Écrire l’histoire, c’est rendre compte, à un moment présent, d’évènements qui se sont déroulés dans le passé. L’histoire cherche à éclairer le présent par la connaissance du passé. Pour réaliser ce travail, historiens et historiennes sont amenés à faire des choix dans les évènements et les personnes dont ils vont parler et sont conduits à situer leur récit d’après un point de vue. Les mêmes évènements de la Révolution Française seront rendus différemment selon qu’ils sont écrits du point de vue de la Noblesse ou de celui du peuple de Paris.

L’histoire qu’on nous enseigne n’échappe pas à cette règle. En France, pour parler de la période qui commence à la fin du XIXe siècle et finit avec la guerre de 14-18, l’expression retenue par l’histoire officielle est la « Belle Époque ». Ce terme rend compte d’une période marquée par des avancées technologiques (électricité, automobile…), une augmentation de la production de richesses, une stabilité politique exceptionnelle sous la Troisième République et de nouvelles conquêtes coloniales en Afrique du Nord.
C’est effectivement une « belle époque » pour la bourgeoisie qui dirige le pays et profite des progrès économiques. Le terme est particulièrement approprié pour parler des populations qui, bénéficiant de l’accroissement des richesses, jouissent des raffinements de la vie oisive, des salons parisiens, des loisirs et activités sportives, ce petit monde bourgeois qui fréquente les stations balnéaires et va se ressourcer dans les villes d’eau.
Mais pour la grande majorité des françaises et des français le terme est inadapté et dissimule les conditions de vie des travailleurs et travailleuses. Pour les hommes et des femmes qui travaillent journellement dans les usines et les mines l’époque n’est pas belle. C’est à cette période que la classe ouvrière revendique la journée de 8 heures et se voit envoyer la troupe. Le 1er mai 1891, lors d’une manifestation festive à Fourmies (Nord), la fusillade fait neuf morts, dont deux enfants et trente-cinq blessés. Le samedi 10 mars 1906, dans la mine entre Courrières et Lens, (Pas de Calais), une explosion de grisou provoque la plus grande catastrophe minière. Bilan officiel :1 099 morts.

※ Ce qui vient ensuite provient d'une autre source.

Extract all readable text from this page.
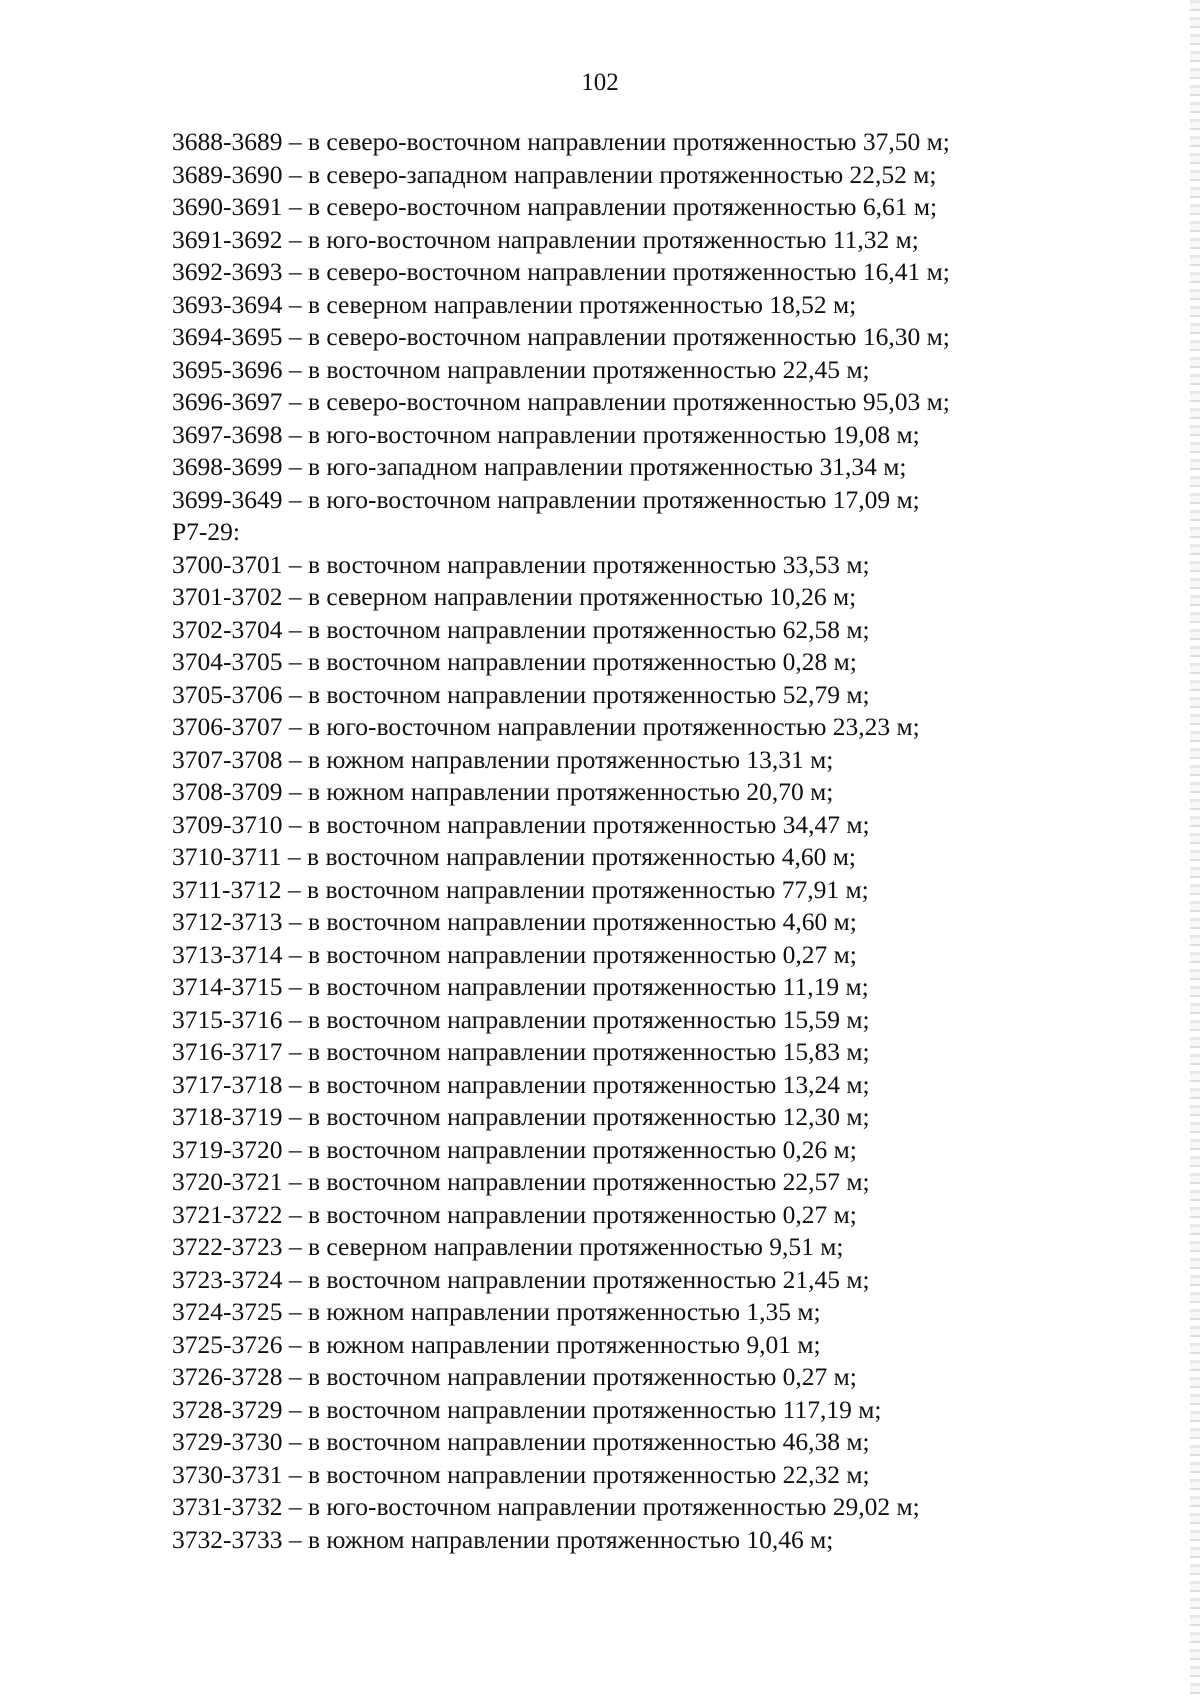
102
3688-3689 – в северо-восточном направлении протяженностью 37,50 м;
3689-3690 – в северо-западном направлении протяженностью 22,52 м;
3690-3691 – в северо-восточном направлении протяженностью 6,61 м;
3691-3692 – в юго-восточном направлении протяженностью 11,32 м;
3692-3693 – в северо-восточном направлении протяженностью 16,41 м;
3693-3694 – в северном направлении протяженностью 18,52 м;
3694-3695 – в северо-восточном направлении протяженностью 16,30 м;
3695-3696 – в восточном направлении протяженностью 22,45 м;
3696-3697 – в северо-восточном направлении протяженностью 95,03 м;
3697-3698 – в юго-восточном направлении протяженностью 19,08 м;
3698-3699 – в юго-западном направлении протяженностью 31,34 м;
3699-3649 – в юго-восточном направлении протяженностью 17,09 м;
Р7-29:
3700-3701 – в восточном направлении протяженностью 33,53 м;
3701-3702 – в северном направлении протяженностью 10,26 м;
3702-3704 – в восточном направлении протяженностью 62,58 м;
3704-3705 – в восточном направлении протяженностью 0,28 м;
3705-3706 – в восточном направлении протяженностью 52,79 м;
3706-3707 – в юго-восточном направлении протяженностью 23,23 м;
3707-3708 – в южном направлении протяженностью 13,31 м;
3708-3709 – в южном направлении протяженностью 20,70 м;
3709-3710 – в восточном направлении протяженностью 34,47 м;
3710-3711 – в восточном направлении протяженностью 4,60 м;
3711-3712 – в восточном направлении протяженностью 77,91 м;
3712-3713 – в восточном направлении протяженностью 4,60 м;
3713-3714 – в восточном направлении протяженностью 0,27 м;
3714-3715 – в восточном направлении протяженностью 11,19 м;
3715-3716 – в восточном направлении протяженностью 15,59 м;
3716-3717 – в восточном направлении протяженностью 15,83 м;
3717-3718 – в восточном направлении протяженностью 13,24 м;
3718-3719 – в восточном направлении протяженностью 12,30 м;
3719-3720 – в восточном направлении протяженностью 0,26 м;
3720-3721 – в восточном направлении протяженностью 22,57 м;
3721-3722 – в восточном направлении протяженностью 0,27 м;
3722-3723 – в северном направлении протяженностью 9,51 м;
3723-3724 – в восточном направлении протяженностью 21,45 м;
3724-3725 – в южном направлении протяженностью 1,35 м;
3725-3726 – в южном направлении протяженностью 9,01 м;
3726-3728 – в восточном направлении протяженностью 0,27 м;
3728-3729 – в восточном направлении протяженностью 117,19 м;
3729-3730 – в восточном направлении протяженностью 46,38 м;
3730-3731 – в восточном направлении протяженностью 22,32 м;
3731-3732 – в юго-восточном направлении протяженностью 29,02 м;
3732-3733 – в южном направлении протяженностью 10,46 м;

Dans les campagnes, l’époque n’est pas belle non plus. Le phylloxéra continue à sévir et la France connaît deux révoltes des vignerons : en 1907 dans le midi et quatre ans plus tard en Champagne.

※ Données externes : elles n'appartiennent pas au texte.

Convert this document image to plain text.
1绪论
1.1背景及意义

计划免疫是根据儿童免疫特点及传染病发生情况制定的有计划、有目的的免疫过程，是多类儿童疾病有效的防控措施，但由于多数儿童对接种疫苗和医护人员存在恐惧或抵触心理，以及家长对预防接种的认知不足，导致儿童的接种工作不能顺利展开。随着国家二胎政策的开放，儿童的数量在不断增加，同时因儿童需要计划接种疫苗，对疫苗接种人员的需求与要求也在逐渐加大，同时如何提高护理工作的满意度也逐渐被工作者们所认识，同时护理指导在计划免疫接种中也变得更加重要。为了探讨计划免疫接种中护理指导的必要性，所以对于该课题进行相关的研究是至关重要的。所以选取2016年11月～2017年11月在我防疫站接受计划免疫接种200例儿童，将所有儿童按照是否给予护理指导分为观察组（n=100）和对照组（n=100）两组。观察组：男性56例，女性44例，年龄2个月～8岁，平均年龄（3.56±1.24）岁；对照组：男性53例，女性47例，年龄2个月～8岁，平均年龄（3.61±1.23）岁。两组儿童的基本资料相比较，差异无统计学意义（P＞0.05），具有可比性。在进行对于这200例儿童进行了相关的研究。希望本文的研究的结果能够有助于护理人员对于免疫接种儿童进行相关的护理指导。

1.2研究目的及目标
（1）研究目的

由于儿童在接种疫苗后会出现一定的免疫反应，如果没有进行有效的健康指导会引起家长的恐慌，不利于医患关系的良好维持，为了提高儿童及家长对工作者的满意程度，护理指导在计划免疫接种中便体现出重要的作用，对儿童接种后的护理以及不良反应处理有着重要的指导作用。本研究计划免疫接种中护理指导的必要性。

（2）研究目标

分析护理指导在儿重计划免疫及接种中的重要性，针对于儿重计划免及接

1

Et le terme Belle Époque utilisé à « la gloire du chasseur » colonisateur, les peuples du Maghreb, nouvellement colonisés, ne peuvent le prendre à leur compte.

L’histoire est également propagée par le « roman national », une construction. Nos ancêtres ne sont pas les Gaulois, Charles Martel n’a pas arrêté les Arabes à Poitiers et les poilus ne sont pas partis à la guerre « la fleur au fusil » en 1914. Le roman national est un mythe, une image simplifiée et déformée de l’histoire, élaborée dans le temps en fonction des évènements et communément acceptée. Il a pour fonction de fournir une origine et une identité communes aux Françaises et aux Français, à donner une cohérence fondatrice à une communauté diverse et divisée.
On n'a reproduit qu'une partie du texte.